Bp Jezierski: punktem spotkania z Ukrainą musi być pojednanie, a ono zaczyna się od wybaczenia
Letnia rekrutacja kandydatów do Wyższego Seminarium Duchownego w Elblągu była „mało udana”, zgłosił się tylko jeden kandydat – przyznał w Porannych Pytaniach Radia Elbląg biskup elbląski Jacek Jezierski. Hierarcha odniósł się także do poszukiwania dróg pojednania pomiędzy narodami polskim i ukraińskim.
Poinformował, że we wrześniu możliwy jest kolejny nabór na studia teologiczne, jednak „są to decyzje administracyjne” Uniwersytetu Warmińsko-Mazurskiego w Olsztynie. Według niego, jesienią zwykle zgłaszali się nowi kandydaci, wśród nich uczestnicy Elbląskiej Pielgrzymki Pieszej na Jasną Górę.
Jest to czas po wakacjach, po pielgrzymce pieszej na Jasną Górę i zawsze z tej pielgrzymki ktoś tam zgłaszał się do seminarium. (…) Jeśli by nie było nowych kandydatów, studia podejmie 14 studentów
– powiedział.
Wśród przyczyn spadku liczby kandydatów do kapłaństwa, biskup wymienił pogłębiający się od dekad niż demograficzny w Polsce, wyjazdy do pracy za granicę, możliwość wyboru wielu atrakcyjnych kierunków studiów, ale też przypadki nadużyć duchownych wobec osób małoletnich.

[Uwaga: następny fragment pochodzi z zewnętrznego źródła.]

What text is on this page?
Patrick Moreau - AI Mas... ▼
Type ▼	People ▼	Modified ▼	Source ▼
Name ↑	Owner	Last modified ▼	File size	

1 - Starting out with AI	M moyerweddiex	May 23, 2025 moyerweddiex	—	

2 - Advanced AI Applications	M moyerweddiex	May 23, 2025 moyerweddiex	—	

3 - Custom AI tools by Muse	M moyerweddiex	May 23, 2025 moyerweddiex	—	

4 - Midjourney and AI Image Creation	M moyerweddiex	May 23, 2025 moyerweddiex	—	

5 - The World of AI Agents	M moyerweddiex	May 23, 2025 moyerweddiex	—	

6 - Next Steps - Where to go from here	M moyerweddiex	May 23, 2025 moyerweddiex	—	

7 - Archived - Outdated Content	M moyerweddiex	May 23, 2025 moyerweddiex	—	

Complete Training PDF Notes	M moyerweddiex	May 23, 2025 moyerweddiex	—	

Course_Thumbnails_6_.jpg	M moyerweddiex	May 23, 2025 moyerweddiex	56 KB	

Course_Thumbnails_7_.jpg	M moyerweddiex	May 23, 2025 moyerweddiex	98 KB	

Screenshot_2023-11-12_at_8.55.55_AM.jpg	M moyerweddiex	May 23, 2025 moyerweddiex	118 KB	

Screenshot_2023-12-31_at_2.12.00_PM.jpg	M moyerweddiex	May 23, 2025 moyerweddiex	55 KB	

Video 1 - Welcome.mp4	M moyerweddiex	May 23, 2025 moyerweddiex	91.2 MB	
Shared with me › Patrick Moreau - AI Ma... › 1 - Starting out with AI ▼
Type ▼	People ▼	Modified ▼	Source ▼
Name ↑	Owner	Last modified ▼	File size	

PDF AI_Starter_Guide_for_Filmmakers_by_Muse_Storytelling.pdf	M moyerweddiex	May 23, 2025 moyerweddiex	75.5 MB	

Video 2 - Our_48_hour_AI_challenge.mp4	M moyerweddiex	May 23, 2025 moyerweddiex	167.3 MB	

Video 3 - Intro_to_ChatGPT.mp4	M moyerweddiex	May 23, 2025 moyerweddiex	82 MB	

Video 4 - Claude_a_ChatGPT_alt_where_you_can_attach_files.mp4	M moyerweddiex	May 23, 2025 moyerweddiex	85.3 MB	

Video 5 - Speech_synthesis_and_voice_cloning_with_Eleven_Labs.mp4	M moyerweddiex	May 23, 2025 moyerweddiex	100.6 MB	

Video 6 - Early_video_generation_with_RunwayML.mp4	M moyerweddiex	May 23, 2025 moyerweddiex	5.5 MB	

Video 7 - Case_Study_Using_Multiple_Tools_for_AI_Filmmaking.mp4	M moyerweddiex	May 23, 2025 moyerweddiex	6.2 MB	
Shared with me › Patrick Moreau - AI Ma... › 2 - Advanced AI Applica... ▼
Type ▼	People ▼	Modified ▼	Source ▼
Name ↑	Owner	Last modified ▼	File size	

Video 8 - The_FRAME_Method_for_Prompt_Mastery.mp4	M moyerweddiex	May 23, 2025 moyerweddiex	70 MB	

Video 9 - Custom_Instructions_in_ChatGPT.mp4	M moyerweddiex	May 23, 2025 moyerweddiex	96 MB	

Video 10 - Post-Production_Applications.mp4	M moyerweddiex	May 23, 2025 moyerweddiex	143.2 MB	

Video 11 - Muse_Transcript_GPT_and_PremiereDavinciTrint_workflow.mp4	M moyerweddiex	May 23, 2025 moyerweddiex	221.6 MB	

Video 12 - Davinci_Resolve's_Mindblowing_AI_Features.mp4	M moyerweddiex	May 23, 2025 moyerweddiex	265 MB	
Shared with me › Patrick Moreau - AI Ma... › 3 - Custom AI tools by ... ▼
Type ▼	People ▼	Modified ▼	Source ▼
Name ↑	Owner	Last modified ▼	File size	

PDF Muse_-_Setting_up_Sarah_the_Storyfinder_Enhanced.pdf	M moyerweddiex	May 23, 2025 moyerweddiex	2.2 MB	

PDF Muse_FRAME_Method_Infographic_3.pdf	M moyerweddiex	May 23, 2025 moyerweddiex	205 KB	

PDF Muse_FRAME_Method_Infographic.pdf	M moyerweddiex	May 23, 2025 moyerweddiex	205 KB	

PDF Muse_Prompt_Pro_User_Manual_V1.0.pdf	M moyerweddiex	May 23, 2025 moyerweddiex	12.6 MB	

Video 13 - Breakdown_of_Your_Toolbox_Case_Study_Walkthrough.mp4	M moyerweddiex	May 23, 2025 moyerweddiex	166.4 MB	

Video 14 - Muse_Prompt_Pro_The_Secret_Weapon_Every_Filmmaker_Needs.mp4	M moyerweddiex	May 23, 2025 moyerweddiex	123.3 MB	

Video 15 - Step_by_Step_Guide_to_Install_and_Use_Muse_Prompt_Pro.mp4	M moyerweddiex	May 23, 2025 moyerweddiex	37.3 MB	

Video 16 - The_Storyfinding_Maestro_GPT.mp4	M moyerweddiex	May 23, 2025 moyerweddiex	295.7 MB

Trzeba też wskazać na inne przyczyny, jak krytyka stanu duchownego w związku z nadużyciami wobec małoletnich, wreszcie taką przyczyną jest zapewne też kultura masowa, która posiada charakter horyzontalny, raczej zamknięty na świat wartości duchowych
– ocenił biskup Jacek Jezierski.
Elbląskie seminarium zostało utworzone 1 października 1992 roku przez pierwszego biskupa elbląskiego Andrzeja Śliwińskiego. Liczba jego studentów systematycznie spada. Jeszcze w roku akademickim 2013-2014 studiowało w nim 39 osób, a w roku akademickim 2017-2018 32 osoby.
Relacje polsko-ukraińskie
Ordynariusz elbląski uważa, że jako Kościół i jako chrześcijanie musimy szukać dobrych relacji z chrześcijanami w Ukrainie.
Relacje z Ukrainą będziemy budować przez następne dziesięciolecia i trzeba je budować na jakichś sensowny fundamentach. Punktem spotkania z Ukrainą musi być pojednanie, a ono zaczyna się od wybaczenia. (…) Trzeba zrezygnować z postawy nienawiści agresji, także wobec winowajców, którzy dokonali strasznych zbrodni na naszych najbliższych
– powiedział.
Odnosząc się do ludobójstwa dokonanego przez ukraińskich nacjonalistów na niewinnych Polakach, biskup podkreślał, że „nasz naród, poszczególne rodziny i osoby mają swoje prawa wobec zmarłych, wobec ofiar Rzezi Wołyńskiej, prawo do odnalezienia zmarłych, zamordowanych, do ekshumacji, do godnego pochówku, do upamiętnienia w formie imienia i nazwiska na tabliczce nagrobnej”.
Przekonywał przy tym, że przebaczenie zbrodniarzom nie oznacza, iż niepotrzebne jest „zadośćuczynienie i prawda o przeszłości”.